Because the amended opinion didn’t fix any of the flaws of the original opinion, we petitioned for a rehearing yet again. This, too, was denied. Then, last May, we filed a cert petition before the U.S. Supreme Court. All indications are that the court seriously considered it, before denying the petition

Seems the only winners here so far are the lawyers!

Jan 29, 2021 at 11:22 AM | Unregistered CommenterPhil Clarke

Phil - "Seems the only winners here so far are the lawyers!"

On that we can certainly agree. The US system of litigation makes the system in the UK (well, In England & Wales - I have less knowledge of the Scottish system) look stream-lined and highly efficient. Of course, in the USA, the lawyers are also allowed to take a percentage (which is often a significant percentage) of the winnings, and this, IMO, has led to absurdly high damages awards in cases which, had they been litigated in the UK, would have seen damages awarded at a fraction of the level they are in the US.

Still, when all's said and done, if Steyn doesn't succeed in his strike-out attempt, this is another Court case, with Mann as plaintiff, heading towards its second decade (this one was commenced in 2012). Jarndyce-v- Jarndyce could well have serious competition, at this rate!
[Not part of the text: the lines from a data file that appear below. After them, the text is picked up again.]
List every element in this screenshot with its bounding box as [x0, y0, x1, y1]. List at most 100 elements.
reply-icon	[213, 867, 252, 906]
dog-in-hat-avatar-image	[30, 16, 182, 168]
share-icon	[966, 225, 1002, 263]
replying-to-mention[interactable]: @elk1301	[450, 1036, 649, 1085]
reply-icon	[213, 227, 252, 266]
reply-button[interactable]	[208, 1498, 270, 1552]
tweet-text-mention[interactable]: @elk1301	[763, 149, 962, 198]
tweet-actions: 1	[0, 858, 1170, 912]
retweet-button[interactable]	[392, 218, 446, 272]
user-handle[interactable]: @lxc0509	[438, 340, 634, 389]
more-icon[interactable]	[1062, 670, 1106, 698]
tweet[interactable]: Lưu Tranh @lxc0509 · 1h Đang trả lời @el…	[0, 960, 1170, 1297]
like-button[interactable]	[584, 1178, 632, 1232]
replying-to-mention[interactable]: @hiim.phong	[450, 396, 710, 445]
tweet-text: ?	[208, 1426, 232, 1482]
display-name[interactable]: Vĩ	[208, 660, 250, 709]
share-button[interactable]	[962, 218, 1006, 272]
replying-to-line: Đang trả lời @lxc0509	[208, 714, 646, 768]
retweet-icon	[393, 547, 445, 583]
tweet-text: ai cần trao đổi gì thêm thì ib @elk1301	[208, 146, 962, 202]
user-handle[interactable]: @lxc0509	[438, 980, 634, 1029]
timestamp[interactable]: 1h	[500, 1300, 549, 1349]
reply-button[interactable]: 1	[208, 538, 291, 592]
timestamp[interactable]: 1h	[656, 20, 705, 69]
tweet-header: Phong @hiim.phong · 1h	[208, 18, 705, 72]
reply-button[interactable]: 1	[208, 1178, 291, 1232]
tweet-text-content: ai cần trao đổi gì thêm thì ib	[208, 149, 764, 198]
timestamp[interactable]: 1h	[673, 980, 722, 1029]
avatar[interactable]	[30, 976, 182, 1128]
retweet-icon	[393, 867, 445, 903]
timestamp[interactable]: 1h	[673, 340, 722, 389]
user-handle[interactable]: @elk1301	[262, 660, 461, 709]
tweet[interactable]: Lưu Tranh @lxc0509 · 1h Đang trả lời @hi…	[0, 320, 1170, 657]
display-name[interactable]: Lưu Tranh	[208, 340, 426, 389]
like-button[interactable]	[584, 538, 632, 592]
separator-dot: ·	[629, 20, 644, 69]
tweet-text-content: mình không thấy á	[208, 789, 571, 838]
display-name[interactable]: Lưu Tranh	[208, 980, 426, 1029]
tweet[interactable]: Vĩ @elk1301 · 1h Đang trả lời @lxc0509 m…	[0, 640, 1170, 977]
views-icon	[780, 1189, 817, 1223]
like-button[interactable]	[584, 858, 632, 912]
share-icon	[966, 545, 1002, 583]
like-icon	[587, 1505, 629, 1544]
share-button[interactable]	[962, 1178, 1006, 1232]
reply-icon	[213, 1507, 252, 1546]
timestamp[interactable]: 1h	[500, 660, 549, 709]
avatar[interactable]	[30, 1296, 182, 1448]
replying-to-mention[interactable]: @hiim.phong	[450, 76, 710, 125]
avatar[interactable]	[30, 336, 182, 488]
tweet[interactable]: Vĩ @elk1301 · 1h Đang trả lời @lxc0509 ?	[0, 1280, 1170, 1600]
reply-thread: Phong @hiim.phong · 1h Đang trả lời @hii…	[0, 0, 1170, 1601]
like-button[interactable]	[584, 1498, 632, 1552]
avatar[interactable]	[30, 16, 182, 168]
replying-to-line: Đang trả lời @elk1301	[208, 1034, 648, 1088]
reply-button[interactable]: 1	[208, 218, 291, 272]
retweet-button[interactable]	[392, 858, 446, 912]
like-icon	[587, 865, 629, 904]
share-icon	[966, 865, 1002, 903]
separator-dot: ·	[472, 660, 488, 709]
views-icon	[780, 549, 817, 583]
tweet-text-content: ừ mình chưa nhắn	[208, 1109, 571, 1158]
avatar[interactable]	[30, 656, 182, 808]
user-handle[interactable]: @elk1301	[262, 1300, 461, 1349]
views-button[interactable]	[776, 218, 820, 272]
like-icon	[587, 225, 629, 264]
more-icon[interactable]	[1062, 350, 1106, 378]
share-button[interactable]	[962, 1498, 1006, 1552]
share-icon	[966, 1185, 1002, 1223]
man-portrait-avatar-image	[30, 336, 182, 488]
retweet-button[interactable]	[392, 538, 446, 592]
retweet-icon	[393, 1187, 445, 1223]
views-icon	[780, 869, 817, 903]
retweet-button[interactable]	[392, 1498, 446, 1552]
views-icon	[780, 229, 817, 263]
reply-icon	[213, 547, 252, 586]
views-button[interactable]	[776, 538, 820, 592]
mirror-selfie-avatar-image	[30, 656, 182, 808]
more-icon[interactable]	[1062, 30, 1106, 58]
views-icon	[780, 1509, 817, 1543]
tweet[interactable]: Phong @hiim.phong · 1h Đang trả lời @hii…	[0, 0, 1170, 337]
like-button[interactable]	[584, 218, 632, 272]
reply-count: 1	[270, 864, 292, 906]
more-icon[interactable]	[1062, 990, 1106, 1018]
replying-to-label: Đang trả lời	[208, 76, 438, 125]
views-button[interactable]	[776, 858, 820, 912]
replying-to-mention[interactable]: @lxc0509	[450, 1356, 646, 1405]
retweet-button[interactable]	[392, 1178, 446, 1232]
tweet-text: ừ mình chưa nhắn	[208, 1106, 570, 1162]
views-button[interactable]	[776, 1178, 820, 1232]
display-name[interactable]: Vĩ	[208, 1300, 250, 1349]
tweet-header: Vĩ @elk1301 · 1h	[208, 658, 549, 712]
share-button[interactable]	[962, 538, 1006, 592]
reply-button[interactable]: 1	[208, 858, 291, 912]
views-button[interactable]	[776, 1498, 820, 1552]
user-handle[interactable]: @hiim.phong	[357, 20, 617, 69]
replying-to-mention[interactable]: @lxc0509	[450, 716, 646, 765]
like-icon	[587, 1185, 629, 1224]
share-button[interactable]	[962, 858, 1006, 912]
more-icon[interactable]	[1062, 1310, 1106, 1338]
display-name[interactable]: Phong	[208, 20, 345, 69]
Jan 29, 2021 at 11:50 AM | Unregistered CommenterMark Hodgson

The sorry saga of moral and intellectual poverty that has been such a feature of climate alarmism might distract the disinterested observer from noticing just how much harm has been done by it. Surely such shoddy work cannot lead to much by way of actions? Would that were so.

Now that Prime Minister Johnson has fallen for the eco-junk, there will be more losses to come for society in the UK. Delingpole is on to that here: Delingpole: We Didn’t Ask For it, But Boris the Con Man’s Great Green Revolution Whopper is Coming.